The genome stability is maintained by coordinated action of DNA repairs and cell cycle checkpoints. Rad9 is conserved from yeast to human and functions in both DNA lesion repairs and cell cycle checkpoint controls, thus in genomic stabilization. But how exactly Rad9 sense DNA lesions and play roles in DNA repairs and cell cycle controls remain elusive. Recently, Professor Haiying Hang’s laboratory at the Institution of biophysics, Chinese Academy of Sciences has reported that Rad9 interacts with and is methylated by protein arginine methyltransferase 5 (PRMT5). Arginine methylation of Rad9 plays a critical role in S/M and G2/M cell cycle checkpoints. The activation of the Rad9 downstream checkpoint effector Chk1 is impaired in cells expressing a mutant Rad9 that cannot be methylated. Additionally, Rad9 methylation is also required for cellular resistance to DNA damaging stresses. The work was published online in Nucleic Acids Research (February 14, 2011). This paper has been selected by Nucleic Acids Research as a featured article.

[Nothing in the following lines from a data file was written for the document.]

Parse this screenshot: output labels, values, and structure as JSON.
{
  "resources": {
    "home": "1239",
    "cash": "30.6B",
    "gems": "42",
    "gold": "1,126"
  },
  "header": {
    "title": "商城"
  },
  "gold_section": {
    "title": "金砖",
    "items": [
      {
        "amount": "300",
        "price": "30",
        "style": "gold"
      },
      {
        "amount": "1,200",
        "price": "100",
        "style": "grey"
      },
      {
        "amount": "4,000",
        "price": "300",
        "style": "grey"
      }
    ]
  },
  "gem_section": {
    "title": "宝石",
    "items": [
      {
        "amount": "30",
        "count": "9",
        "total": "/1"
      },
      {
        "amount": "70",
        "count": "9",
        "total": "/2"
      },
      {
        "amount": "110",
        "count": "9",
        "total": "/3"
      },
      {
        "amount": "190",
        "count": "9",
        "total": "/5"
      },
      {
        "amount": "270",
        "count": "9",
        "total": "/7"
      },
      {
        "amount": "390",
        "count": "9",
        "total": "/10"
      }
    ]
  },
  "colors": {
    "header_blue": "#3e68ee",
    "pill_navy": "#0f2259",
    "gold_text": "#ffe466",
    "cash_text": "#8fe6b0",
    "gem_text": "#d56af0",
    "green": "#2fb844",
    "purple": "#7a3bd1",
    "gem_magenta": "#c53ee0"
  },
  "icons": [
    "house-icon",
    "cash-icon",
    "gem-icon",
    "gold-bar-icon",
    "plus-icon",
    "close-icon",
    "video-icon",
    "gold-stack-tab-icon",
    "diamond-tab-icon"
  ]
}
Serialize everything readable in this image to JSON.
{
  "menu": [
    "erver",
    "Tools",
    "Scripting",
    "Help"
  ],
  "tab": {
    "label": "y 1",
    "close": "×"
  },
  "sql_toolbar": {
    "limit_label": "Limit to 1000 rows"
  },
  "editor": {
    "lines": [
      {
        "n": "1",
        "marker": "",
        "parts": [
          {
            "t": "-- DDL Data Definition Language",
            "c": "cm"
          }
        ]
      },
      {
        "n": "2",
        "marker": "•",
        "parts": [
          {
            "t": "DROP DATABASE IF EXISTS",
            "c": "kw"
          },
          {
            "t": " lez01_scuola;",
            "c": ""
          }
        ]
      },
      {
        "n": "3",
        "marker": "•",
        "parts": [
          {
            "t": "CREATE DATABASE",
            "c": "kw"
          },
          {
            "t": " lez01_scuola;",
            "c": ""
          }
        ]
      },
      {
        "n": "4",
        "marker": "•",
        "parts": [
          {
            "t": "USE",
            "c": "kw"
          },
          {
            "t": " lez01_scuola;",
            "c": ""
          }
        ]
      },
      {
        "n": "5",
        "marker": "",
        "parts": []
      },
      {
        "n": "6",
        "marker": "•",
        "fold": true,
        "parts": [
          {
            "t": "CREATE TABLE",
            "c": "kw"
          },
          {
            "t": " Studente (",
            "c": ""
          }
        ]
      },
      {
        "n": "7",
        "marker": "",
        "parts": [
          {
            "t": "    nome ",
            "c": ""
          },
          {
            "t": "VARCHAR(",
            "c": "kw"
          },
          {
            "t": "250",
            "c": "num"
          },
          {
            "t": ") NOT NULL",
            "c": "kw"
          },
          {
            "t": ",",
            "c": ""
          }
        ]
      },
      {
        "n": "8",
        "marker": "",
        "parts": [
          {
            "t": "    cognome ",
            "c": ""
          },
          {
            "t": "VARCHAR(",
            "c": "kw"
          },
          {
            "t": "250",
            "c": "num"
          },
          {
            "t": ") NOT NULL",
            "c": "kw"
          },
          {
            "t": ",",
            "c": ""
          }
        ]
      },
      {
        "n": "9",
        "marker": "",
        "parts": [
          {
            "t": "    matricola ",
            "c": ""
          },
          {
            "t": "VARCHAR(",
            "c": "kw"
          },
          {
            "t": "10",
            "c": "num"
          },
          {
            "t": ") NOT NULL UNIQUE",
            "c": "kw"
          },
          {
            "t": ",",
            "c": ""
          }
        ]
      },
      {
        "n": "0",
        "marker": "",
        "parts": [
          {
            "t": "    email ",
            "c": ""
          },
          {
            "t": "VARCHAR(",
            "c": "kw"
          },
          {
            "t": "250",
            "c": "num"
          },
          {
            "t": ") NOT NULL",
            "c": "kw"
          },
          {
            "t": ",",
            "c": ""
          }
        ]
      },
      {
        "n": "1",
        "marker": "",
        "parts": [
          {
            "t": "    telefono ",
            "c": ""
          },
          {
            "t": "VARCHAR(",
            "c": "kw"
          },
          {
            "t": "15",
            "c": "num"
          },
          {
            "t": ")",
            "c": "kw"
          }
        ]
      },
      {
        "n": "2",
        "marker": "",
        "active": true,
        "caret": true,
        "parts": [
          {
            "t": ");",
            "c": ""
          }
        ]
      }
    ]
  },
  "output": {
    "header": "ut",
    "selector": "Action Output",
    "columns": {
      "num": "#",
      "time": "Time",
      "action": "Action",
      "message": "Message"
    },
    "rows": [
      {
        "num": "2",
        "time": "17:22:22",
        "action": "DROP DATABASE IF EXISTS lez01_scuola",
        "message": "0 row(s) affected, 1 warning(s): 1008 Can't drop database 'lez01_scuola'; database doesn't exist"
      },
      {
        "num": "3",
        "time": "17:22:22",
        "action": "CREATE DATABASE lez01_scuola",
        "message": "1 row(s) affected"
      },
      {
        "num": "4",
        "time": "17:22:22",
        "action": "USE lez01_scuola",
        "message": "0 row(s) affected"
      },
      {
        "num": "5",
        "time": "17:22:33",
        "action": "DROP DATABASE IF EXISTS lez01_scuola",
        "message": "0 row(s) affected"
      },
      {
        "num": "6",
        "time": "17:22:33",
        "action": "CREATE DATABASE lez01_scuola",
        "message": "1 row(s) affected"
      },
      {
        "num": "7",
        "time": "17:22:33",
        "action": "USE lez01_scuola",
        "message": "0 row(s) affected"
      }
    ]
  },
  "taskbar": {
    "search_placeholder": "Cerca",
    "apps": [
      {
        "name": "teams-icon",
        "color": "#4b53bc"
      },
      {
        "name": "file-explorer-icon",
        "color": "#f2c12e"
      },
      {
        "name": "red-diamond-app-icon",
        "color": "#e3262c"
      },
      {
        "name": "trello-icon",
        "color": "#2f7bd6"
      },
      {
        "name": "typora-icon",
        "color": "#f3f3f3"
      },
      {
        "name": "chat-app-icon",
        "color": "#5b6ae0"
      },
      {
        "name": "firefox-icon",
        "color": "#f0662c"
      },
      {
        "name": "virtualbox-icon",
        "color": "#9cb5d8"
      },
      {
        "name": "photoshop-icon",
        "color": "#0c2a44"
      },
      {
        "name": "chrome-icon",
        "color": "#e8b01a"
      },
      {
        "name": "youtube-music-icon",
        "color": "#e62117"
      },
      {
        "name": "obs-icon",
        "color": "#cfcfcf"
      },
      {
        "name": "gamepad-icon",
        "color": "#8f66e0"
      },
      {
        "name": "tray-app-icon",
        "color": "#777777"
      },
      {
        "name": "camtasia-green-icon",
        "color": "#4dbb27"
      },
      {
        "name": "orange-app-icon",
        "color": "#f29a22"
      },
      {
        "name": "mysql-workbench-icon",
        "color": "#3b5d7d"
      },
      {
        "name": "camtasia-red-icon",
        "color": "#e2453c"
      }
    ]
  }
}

Professor Hang’s group had been studying Rad9 for more than eight years. Many research groups including Professor Hang’s group in the past found that Rad9 was phosphorylated at multiple positions on Rad9 protein and these phosphorylations were critical in regulating Rad9 functions in cell cycle controls and DNA repairs. Through this study, Professor Hang’s group has added new insight into the regulation of Rad9 function that methylation and phosphorylation coordinate to modulate Rad9 function.